A recent administrative claims study from the USA demonstrated that lenvatinib is the most commonly prescribed first-line (1L) agent for the treatment of RAI-r DTC [14]. However, no real-world clinical outcomes for patients who receive 1L lenvatinib in the USA have been reported previously. Moreover, the last 5 years have also seen a significant expansion of therapeutic agents for 2L and beyond with the approvals of pazopanib, sunitinib, vandetinib, and cabozantinib. These drugs were evaluated in clinical trials in patients previously treated with sorafenib. No outcomes data exists for these therapies post lenvatinib even from clinical trials.
The main objective of the current study was to assess the real-world clinical effectiveness for patients with RAI-r DTC treated with 1L lenvatinib. In addition, treatment sequence in second-line (2L) and the clinical outcomes of 2L therapy following 1L lenvatinib were assessed as a secondary objective.
Methods
Study Design
This study was a real-world, retrospective, multisite patient chart review. Physicians actively caring for patients with RAI-r DTC who were part of the Cardinal Health Oncology Provider Extended Network (OPEN) were invited to participate. OPEN is an informal group of over 7000 oncologists and hematologists practicing in community oncology clinics across the USA. Those providers who had treated at least one patient with RAI-r DTC with lenvatinib were asked to select up to 10 patients whom they personally cared for at their practice meeting the study selection criteria including confirmed diagnosis of RAI-r DTC, initiated 1L lenvatinib between January 1, 2016 and May 31, 2017, 18 years of age or older at initiation of lenvatinib, and disease response assessment to 1L lenvatinib therapy completed via radiographic imaging. In addition, we purposefully split the sample selection into two cohorts: cohort 1 consisted of patients who were still receiving 1L lenvatinib at the time of data cutoff (Fig. 1a) and cohort 2 consisted of patients who had received 1L lenvatinib, but during the study follow-up period had discontinued 1L lenvatinib as a result of disease progression, toxicity, or patient choice and initiated 2L therapy (Fig. 1b). Patients who were participants in any lenvatinib clinical trial or those with synchronous anaplastic histology were excluded.
Only the physician abstractors had access to the selected patients’ electronic health record data. The physician completed an electronic case report form (eCRF) abstracting relevant demographics, treatments for RAI-r DTC, and clinical markers of prognosis at diagnosis (e.g., stage, performance status, comorbidities), genetic abnormalities (e.g., BRAF, RAS, RET), drug therapies received (including start and stop dates and reasons for discontinuation), disease response, dates of disease progression, and date of death (if deceased) from each patient chart.

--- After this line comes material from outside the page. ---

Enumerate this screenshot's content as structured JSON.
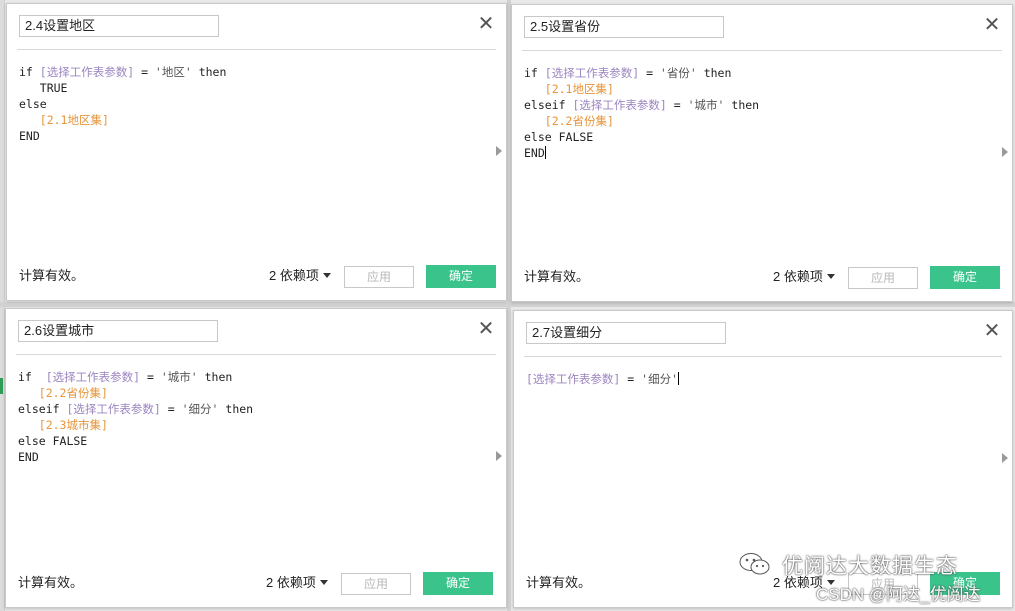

Data collection occurred between September 27, 2018 and October 17, 2018 (Fig. 1). Prior to data collection the research protocol and eCRF were reviewed by the Western Institutional Review Board (IRB) (Study Number: 1187046). The IRB found that this research meets the requirements for a waiver of consent under 45 CFR 46.116(d).

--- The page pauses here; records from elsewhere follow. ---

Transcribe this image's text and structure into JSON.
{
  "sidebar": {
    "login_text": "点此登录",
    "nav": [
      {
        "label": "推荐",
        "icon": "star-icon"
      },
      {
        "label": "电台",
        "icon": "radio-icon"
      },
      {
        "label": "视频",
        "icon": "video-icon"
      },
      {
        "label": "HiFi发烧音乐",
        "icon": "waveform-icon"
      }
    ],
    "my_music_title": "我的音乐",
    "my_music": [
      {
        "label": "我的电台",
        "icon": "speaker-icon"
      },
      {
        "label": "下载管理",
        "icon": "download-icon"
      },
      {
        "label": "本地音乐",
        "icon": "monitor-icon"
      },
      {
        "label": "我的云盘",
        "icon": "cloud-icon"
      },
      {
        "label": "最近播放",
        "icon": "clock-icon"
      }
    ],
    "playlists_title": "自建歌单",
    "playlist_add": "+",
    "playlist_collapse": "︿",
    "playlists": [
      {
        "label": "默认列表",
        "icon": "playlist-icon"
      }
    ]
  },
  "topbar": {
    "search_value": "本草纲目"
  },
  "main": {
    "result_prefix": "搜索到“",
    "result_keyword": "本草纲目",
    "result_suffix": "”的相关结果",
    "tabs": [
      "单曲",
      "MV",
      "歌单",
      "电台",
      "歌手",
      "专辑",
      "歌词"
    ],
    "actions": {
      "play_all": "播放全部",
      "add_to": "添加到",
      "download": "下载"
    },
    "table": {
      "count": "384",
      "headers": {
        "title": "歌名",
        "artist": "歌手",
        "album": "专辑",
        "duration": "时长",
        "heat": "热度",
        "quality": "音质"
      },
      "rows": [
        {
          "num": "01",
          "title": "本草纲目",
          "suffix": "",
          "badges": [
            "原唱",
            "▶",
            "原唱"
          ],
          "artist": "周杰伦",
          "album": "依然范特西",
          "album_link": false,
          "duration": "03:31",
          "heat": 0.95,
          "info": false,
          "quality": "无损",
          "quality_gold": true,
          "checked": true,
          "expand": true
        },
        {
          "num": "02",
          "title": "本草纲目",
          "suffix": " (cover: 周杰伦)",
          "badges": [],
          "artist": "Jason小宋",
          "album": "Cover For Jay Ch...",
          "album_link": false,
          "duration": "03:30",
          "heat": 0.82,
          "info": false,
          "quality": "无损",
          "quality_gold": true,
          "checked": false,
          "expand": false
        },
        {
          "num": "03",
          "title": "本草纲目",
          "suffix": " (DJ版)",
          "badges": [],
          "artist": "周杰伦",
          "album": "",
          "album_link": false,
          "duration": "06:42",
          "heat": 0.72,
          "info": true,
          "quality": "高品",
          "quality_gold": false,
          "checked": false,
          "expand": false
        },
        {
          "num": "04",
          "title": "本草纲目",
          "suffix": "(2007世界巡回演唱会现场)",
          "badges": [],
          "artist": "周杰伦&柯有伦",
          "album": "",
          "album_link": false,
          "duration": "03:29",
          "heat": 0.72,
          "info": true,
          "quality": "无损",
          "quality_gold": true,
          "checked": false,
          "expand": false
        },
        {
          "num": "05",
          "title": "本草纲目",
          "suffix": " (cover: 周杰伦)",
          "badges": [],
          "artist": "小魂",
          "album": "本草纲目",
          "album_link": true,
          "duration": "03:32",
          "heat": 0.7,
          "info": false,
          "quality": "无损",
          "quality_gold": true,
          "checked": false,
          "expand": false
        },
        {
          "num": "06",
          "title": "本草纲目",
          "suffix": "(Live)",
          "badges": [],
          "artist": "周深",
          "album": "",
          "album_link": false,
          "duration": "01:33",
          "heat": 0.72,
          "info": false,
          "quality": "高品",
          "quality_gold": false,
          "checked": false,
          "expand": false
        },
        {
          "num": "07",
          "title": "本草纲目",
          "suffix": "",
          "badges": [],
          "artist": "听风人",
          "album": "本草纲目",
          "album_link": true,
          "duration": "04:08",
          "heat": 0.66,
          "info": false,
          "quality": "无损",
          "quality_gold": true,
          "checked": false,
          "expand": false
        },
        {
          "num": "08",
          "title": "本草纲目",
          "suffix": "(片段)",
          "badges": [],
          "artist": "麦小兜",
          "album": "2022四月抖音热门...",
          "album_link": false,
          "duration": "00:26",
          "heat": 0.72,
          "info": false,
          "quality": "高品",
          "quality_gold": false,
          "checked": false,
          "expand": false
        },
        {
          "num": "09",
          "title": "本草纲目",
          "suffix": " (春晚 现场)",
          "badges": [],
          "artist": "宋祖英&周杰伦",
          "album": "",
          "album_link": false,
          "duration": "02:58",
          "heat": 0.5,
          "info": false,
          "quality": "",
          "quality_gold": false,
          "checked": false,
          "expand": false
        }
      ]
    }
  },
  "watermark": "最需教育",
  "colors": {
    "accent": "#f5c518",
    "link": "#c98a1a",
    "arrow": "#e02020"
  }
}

To ensure data reliability, each submitted eCRF was reviewed by clinical staff for clinical outliers and a separate 10% random sample of eCRFs was selected for data verification with the provider. Data verification was accomplished by asking the provider to re-enter three data points for the selected eCRF. Patients for whom the data were not able to be verified were excluded from the analysis.

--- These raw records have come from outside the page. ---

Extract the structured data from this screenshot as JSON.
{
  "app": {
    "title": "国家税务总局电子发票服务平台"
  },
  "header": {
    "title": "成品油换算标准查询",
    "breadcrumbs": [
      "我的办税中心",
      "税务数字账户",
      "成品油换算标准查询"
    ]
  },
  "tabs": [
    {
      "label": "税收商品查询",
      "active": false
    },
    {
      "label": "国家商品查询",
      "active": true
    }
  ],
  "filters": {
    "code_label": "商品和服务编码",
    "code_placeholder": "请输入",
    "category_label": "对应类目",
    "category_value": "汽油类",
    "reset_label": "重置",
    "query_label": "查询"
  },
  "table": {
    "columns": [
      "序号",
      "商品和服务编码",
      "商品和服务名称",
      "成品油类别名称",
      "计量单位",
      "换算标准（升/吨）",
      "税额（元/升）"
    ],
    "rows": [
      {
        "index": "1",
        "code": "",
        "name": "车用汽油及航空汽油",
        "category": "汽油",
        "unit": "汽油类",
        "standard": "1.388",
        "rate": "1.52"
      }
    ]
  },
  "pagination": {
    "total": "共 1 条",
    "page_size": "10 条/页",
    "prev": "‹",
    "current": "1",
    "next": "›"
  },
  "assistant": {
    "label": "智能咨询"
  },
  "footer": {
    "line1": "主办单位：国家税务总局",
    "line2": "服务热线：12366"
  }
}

Response data were required to be verified by radiographic imaging and imaging results available (tumor lesion measurements) in order to perform a retrospective calculation of disease response based on RECIST v1.1 guidelines [15]. The physician data abstractors were asked to abstract the sites and measurements for all lesions presented and identified at baseline (prior to initiation of 1L and 2L) and at the time of best response to therapy in each line of therapy. Physicians were asked to consult all available imaging reports or the images themselves to identify the lesions and their measurements. Using these lesion measurements (not the radiographic images themselves), the research team calculated disease response based on the RECIST algorithm. In instances where the provider could not provide the measurements at baseline and then of the lesion at best response, the response was assigned as not evaluable.
Data Analysis
Analyses were conducted separately for cohort 1 and cohort 2 to minimize confounding in our estimates of 1L lenvatinib effectiveness. Descriptive measures including counts and frequencies for dichotomous and categorical variables and measures of centrality (mean, median) and spread (min, max, standard deviation [SD], interquartile range, as appropriate) for continuous variables were used to summarize patient demographics, clinical characteristics, treatment regimens received in 2L (for cohort 2), and the ORR in a real-world setting. The ORR in 1L and 2L (for cohort 2 only) was calculated as the proportion of patients with a complete response (CR) or partial response (PR) with regard to all patients. PFS and OS were calculated for cohort 2 patients only (as all cohort 1 patients were still receiving 1L lenvatinib therapy at the time of data cutoff and no events of death or progression were observed at data cutoff date) using the Kaplan–Meier (KM) method. PFS was calculated separately in cohort 2 for 1L lenvatinib and 2L (from the date of initiation of the line of therapy). For PFS calculation, an event was any discontinuation of therapy due to disease progression or death; patients who discontinued therapy as a result of any other reason were censored on the date of discontinuation. Patients still receiving therapy at the time of data cutoff were censored on their last visit with the provider. The median PFS and PFS at 6, 12, 18, and 24 months (and 95% confidence intervals [CIs]) post initiation of a line of therapy are reported. Survival rates are reported at 6, 12, and 18 months post initiation of 1L lenvatinib for cohort 2. All analyses were performed with SAS v9.4.
Results
Study Sample
Overall, 261 eCRFs were submitted, of which 9 (3.4%) were excluded during data verification. Providers reported an average of 8.4 eligible patients and completed data abstraction for 73.2% of those eligible. Of the 252 patients who met the study criteria, 71 met the cohort 1 criteria and 181 met the cohort 2 criteria. The 252 total patients came from 31 unique community practices in the USA, of which 35.5% of practices were in the South, 29.0% in the Northeast, 22.6% in the West, and 12.9% in the Midwest.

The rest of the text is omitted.